FRANKFURT (AFP) – Commerzbank, Germany’s second-biggest lender, said on Thursday the group had booked a profit in 2021 despite significant transformation costs as it seeks to trim its business.

The bank made a net profit of EUR430 million under the guidance of new Chief Executive Officer (CEO) Manfred Knof, who took the reins in January last year after the group recorded a whopping EUR2.9-billion loss in 2020, its first since 2009.

“In the first year of the transformation, we have delivered on our promises,” Knof said in a statement, adding that the bank would seek to pay a dividend to shareholders again from 2022.
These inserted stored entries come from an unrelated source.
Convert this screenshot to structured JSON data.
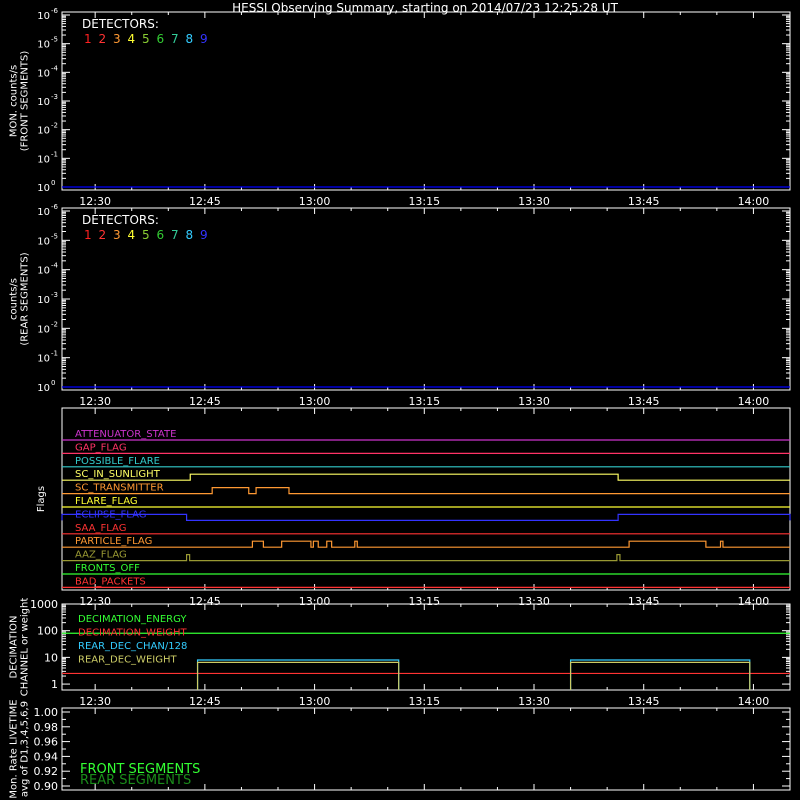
{
  "title": "HESSI Observing Summary, starting on 2014/07/23 12:25:28 UT",
  "time_axis": {
    "start": "12:25:28",
    "end": "14:05:00",
    "ticks": [
      "12:30",
      "12:45",
      "13:00",
      "13:15",
      "13:30",
      "13:45",
      "14:00"
    ]
  },
  "colors": {
    "background": "#000000",
    "axes": "#ffffff",
    "detectors": [
      "#ff2020",
      "#ff3333",
      "#ff9933",
      "#ffff33",
      "#88cc33",
      "#33cc33",
      "#33cc99",
      "#33ccff",
      "#3333ff"
    ]
  },
  "chart_data": [
    {
      "type": "line",
      "panel": "front-counts",
      "ylabel_lines": [
        "MON. counts/s",
        "(FRONT SEGMENTS)"
      ],
      "yscale": "log",
      "ylim_exp": [
        0,
        6
      ],
      "y_tick_labels": [
        {
          "exp": 0,
          "label": "10",
          "sup": "0"
        },
        {
          "exp": 1,
          "label": "10",
          "sup": "-1"
        },
        {
          "exp": 2,
          "label": "10",
          "sup": "-2"
        },
        {
          "exp": 3,
          "label": "10",
          "sup": "-3"
        },
        {
          "exp": 4,
          "label": "10",
          "sup": "-4"
        },
        {
          "exp": 5,
          "label": "10",
          "sup": "-5"
        },
        {
          "exp": 6,
          "label": "10",
          "sup": "-6"
        }
      ],
      "legend_title": "DETECTORS:",
      "legend": [
        "1",
        "2",
        "3",
        "4",
        "5",
        "6",
        "7",
        "8",
        "9"
      ],
      "legend_placement": "top-left",
      "series": [
        {
          "color": "#0000ff",
          "points": [
            [
              "12:25:28",
              0
            ],
            [
              "14:05:00",
              0
            ]
          ]
        }
      ]
    },
    {
      "type": "line",
      "panel": "rear-counts",
      "ylabel_lines": [
        "counts/s",
        "(REAR SEGMENTS)"
      ],
      "yscale": "log",
      "ylim_exp": [
        0,
        6
      ],
      "y_tick_labels": [
        {
          "exp": 0,
          "label": "10",
          "sup": "0"
        },
        {
          "exp": 1,
          "label": "10",
          "sup": "-1"
        },
        {
          "exp": 2,
          "label": "10",
          "sup": "-2"
        },
        {
          "exp": 3,
          "label": "10",
          "sup": "-3"
        },
        {
          "exp": 4,
          "label": "10",
          "sup": "-4"
        },
        {
          "exp": 5,
          "label": "10",
          "sup": "-5"
        },
        {
          "exp": 6,
          "label": "10",
          "sup": "-6"
        }
      ],
      "legend_title": "DETECTORS:",
      "legend": [
        "1",
        "2",
        "3",
        "4",
        "5",
        "6",
        "7",
        "8",
        "9"
      ],
      "legend_placement": "top-left",
      "series": [
        {
          "color": "#0000ff",
          "points": [
            [
              "12:25:28",
              0
            ],
            [
              "14:05:00",
              0
            ]
          ]
        }
      ]
    },
    {
      "type": "line",
      "panel": "flags",
      "ylabel": "Flags",
      "flags": [
        {
          "name": "ATTENUATOR_STATE",
          "color": "#cc33cc",
          "high": []
        },
        {
          "name": "GAP_FLAG",
          "color": "#ff3366",
          "high": []
        },
        {
          "name": "POSSIBLE_FLARE",
          "color": "#33cccc",
          "high": []
        },
        {
          "name": "SC_IN_SUNLIGHT",
          "color": "#ffff66",
          "high": [
            [
              "12:43:00",
              "13:41:30"
            ]
          ]
        },
        {
          "name": "SC_TRANSMITTER",
          "color": "#ff9933",
          "high": [
            [
              "12:46:00",
              "12:51:00"
            ],
            [
              "12:52:00",
              "12:56:30"
            ]
          ]
        },
        {
          "name": "FLARE_FLAG",
          "color": "#ffff33",
          "high": []
        },
        {
          "name": "ECLIPSE_FLAG",
          "color": "#3333ff",
          "high": [
            [
              "12:25:28",
              "12:42:30"
            ],
            [
              "13:41:30",
              "14:05:00"
            ]
          ]
        },
        {
          "name": "SAA_FLAG",
          "color": "#ff3333",
          "high": []
        },
        {
          "name": "PARTICLE_FLAG",
          "color": "#ff9933",
          "high": [
            [
              "12:51:30",
              "12:53:00"
            ],
            [
              "12:55:30",
              "12:59:30"
            ],
            [
              "12:59:50",
              "13:00:30"
            ],
            [
              "13:01:40",
              "13:02:20"
            ],
            [
              "13:05:30",
              "13:05:50"
            ],
            [
              "13:43:00",
              "13:53:30"
            ],
            [
              "13:55:30",
              "13:55:50"
            ]
          ]
        },
        {
          "name": "AAZ_FLAG",
          "color": "#999933",
          "high": [
            [
              "12:42:30",
              "12:42:55"
            ],
            [
              "13:41:20",
              "13:41:45"
            ]
          ]
        },
        {
          "name": "FRONTS_OFF",
          "color": "#33ff33",
          "high": []
        },
        {
          "name": "BAD_PACKETS",
          "color": "#ff3333",
          "high": []
        }
      ]
    },
    {
      "type": "line",
      "panel": "decimation",
      "ylabel_lines": [
        "DECIMATION",
        "CHANNEL or weight"
      ],
      "yscale": "log",
      "ylim": [
        0.6,
        1000
      ],
      "y_tick_labels": [
        "1",
        "10",
        "100",
        "1000"
      ],
      "series": [
        {
          "name": "DECIMATION_ENERGY",
          "color": "#33ff33",
          "segments": [
            [
              [
                "12:25:28",
                80
              ],
              [
                "14:05:00",
                80
              ]
            ]
          ]
        },
        {
          "name": "DECIMATION_WEIGHT",
          "color": "#ff3333",
          "segments": [
            [
              [
                "12:25:28",
                2.5
              ],
              [
                "14:05:00",
                2.5
              ]
            ]
          ]
        },
        {
          "name": "REAR_DEC_CHAN/128",
          "color": "#33ccff",
          "segments": [
            [
              [
                "12:44:00",
                0.6
              ],
              [
                "12:44:00",
                8
              ],
              [
                "13:11:30",
                8
              ],
              [
                "13:11:30",
                0.6
              ]
            ],
            [
              [
                "13:35:00",
                0.6
              ],
              [
                "13:35:00",
                8
              ],
              [
                "13:59:30",
                8
              ],
              [
                "13:59:30",
                0.6
              ]
            ]
          ]
        },
        {
          "name": "REAR_DEC_WEIGHT",
          "color": "#cccc66",
          "segments": [
            [
              [
                "12:44:00",
                0.6
              ],
              [
                "12:44:00",
                6.5
              ],
              [
                "13:11:30",
                6.5
              ],
              [
                "13:11:30",
                0.6
              ]
            ],
            [
              [
                "13:35:00",
                0.6
              ],
              [
                "13:35:00",
                6.5
              ],
              [
                "13:59:30",
                6.5
              ],
              [
                "13:59:30",
                0.6
              ]
            ]
          ]
        }
      ]
    },
    {
      "type": "line",
      "panel": "livetime",
      "ylabel_lines": [
        "Mon. Rate LIVETIME",
        "avg of D1,3,4,5,6,9"
      ],
      "ylim": [
        0.9,
        1.0
      ],
      "y_tick_labels": [
        "0.90",
        "0.92",
        "0.94",
        "0.96",
        "0.98",
        "1.00"
      ],
      "legend": [
        {
          "name": "FRONT SEGMENTS",
          "color": "#33ff33"
        },
        {
          "name": "REAR SEGMENTS",
          "color": "#1a8c1a"
        }
      ],
      "series": []
    }
  ]
}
The 2021 result came despite two billion euros in one-off costs, a fact which showed “the profit potential of our bank”, Chief Financial Officer Bettina Orlopp said in a statement.

The group’s 2021 operating profit stood at EUR1.2 billion, reversing the loss of EUR233 million registered the year before.

The Commerzbank logo with its buiilding in the background. PHOTO: AFP

The bank significantly reduced its risk provisions, which cover potential losses, to EUR570 million from EUR1.8 billion in 2020, the first year of the coronavirus pandemic.

In 2021, Commerzbank sank EUR1.08 billion into its transformation, including covering the cost of employees who left the lender.

The group’s restructuring programme includes plans to reduce the workforce from nearly 40,000 at the end of 2020 to 32,000 by the end of 2024.

Commerzbank also closed 240 branches last year, leaving it with about 550 locations, with the aim to bring the number down further to 450 by the end of 2022.

The closures and the bank’s decision to charge negative interest rates on big deposits, meant Commerzbank lost 230,000 retail clients over the course of the year, though the figure was “less than we originally expected”, Orlopp said in a call.

The German government still holds a stake of around 15 per cent in Commerzbank which it bailed out during the 2008-2009 financial crisis.

Finance Minister Christian Lindner told the German daily Handelsblatt on Monday that the state would not remain a shareholder in Commerzbank “in the long run”.

CEO Knof did not speculate on the subject in the call but said that “the former and the new federal government support our programme”.